Su saatinde, millerin ve otomotların
suyu sürüklediğini gören biri, bunları sudan başka bir şeyi -sözgelişi
antik kum saatlerindeki gibi kumu ya da sicime bağlı bir çakıl
parçasını- itemez mi diye kendi kendine sordu. Bu fikir, ancak XIII.
yüzyılda, Arşimet'ten beri iyice unutulmuş dişli çarkların ve tokmaklı
zillerin kullanılmaya başlanmasından sonra uygulanmaya konulabildi.
İtici
ağırlıkların düşmesini düzenlemek ve ölçülü hale sokmak için
"karşılaşma çarkı" kullanılıyordu. O dönemde henüz sarkaç yoktu; bunu
daha sonra, XVII. yüzyılda Huygens bulmuştur.
Bu makinelerden,
daha doğrusu bu en ilkel saatlerden bize kadar gelenlerin en eskileri
şunlardır: 1324'ten önce imal edilen Beauvais'deki saat ve 1348'den
kalma Douvre'daki saat... Birincisinin ne kadranı vardı ne akrebi ne de
yelkovanı; yalnız her saat başı çalardı. Kadranlı saatler, XIV.
yüzyılın sonlarına doğru ortaya çıktı. 1370'de Heinrich von Vic adlı
Alman'ın imal ettiği Paris Adliye Sarayındaki saat, daha ilkel başka
bir saatin yerine konmuştu. Yalnızca akrebi olan bu saatin, hem
durmadan onarılması, hem de kurulması için birinin sürekli yanında
beklemesi gerekiyordu. Bu tür saatlerin günde yarım saat geri kalmaları
kutlanmaya değer bir başarı sayılıyordu.
Saatin kaç olduğu,
ortaçağda kimsenin aldırış etmediği bir şeydi. Komşu manastırın
saatleri günü yeterince bölümlüyordu.

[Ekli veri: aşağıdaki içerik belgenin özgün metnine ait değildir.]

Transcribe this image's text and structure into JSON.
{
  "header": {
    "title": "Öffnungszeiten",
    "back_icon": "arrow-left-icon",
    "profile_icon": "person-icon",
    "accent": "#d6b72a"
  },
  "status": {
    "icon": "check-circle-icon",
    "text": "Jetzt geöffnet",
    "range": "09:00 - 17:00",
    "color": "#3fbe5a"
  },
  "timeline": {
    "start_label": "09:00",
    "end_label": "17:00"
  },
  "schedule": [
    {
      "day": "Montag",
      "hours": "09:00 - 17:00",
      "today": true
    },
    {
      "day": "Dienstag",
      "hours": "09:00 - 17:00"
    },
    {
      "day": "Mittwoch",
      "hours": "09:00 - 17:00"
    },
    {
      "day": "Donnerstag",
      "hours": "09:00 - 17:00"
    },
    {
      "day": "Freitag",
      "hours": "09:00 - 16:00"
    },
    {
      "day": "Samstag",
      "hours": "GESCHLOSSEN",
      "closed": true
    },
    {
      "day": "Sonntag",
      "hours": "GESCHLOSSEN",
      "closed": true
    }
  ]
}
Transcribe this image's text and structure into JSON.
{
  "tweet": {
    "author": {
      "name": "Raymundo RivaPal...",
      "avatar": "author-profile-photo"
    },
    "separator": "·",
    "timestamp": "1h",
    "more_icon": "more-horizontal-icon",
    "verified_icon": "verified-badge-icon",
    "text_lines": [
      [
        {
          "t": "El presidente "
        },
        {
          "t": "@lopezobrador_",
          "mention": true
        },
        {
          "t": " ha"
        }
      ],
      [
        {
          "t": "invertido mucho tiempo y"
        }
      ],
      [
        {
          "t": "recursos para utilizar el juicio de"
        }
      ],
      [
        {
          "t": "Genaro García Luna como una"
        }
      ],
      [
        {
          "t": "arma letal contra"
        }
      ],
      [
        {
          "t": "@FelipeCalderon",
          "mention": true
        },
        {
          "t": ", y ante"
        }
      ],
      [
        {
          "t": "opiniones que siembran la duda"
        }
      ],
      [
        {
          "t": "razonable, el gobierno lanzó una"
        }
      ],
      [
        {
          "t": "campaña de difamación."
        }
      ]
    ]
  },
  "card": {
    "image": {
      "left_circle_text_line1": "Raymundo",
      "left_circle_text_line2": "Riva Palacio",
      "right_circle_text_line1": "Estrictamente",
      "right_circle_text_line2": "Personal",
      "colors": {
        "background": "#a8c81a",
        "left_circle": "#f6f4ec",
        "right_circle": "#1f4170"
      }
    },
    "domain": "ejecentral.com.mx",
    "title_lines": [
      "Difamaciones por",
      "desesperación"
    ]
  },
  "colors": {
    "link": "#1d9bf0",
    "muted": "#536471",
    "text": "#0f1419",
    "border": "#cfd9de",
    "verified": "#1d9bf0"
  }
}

Manastırdakilere gelince, tören
saatleri, gündüzleri ya güneş kadranı, ya su ya da kum saatiyle ve
geceleri de yıldızlara göre ayarlanıyordu.
Artık mekanik
saatçilik, yani itici ağırlıkların kullanılması gelişiyor ve eski
yöntemlerin yerini alıyordu. Saatler değişik perdeli çan sistemleri ve
hareketli sahnelen temsil eden süslemeleriyle anıtsal sanat eserleri
halini aldı. 1352-1354'te inşa edilen Strasbourg katedralinin saatinde
bir kadran, dişli çark sistemi ve saatte bir gelip Hazreti Meryem
heykelinin önünde secde eden ayin alayı heykelcikleri vardı. Frankfurt
ve Lund'un dev saatleri da aynı çağın eserleridir. Olağanüstü bir
ustalık isteyen bu zanaatın merkezi, Nurenberg'di ve ilk özel saatler
XIII. yüzyılın sonlarında burada imal edildi. O zamanın saatleri ancak
önemli kişilerin sahip olabilecekleri pahalı şeylerdi. Ne var ki, çok
geçmeden itici ağırlıkların yerini zembereğin almasıyla saatler
hantallıktan kurtulup taşınabilir hale geldiler; böylece daha geniş
halk yığınları saat kullanma imkânına kavuştu.
Şimdi mekanik
saatin icadının uygarlık üzerinde yaptığı paha biçilmez etkilerden söz
edelim: Gelişmekte olan sanayinin "yaklaşık" saate 'tahammülü' yoktu.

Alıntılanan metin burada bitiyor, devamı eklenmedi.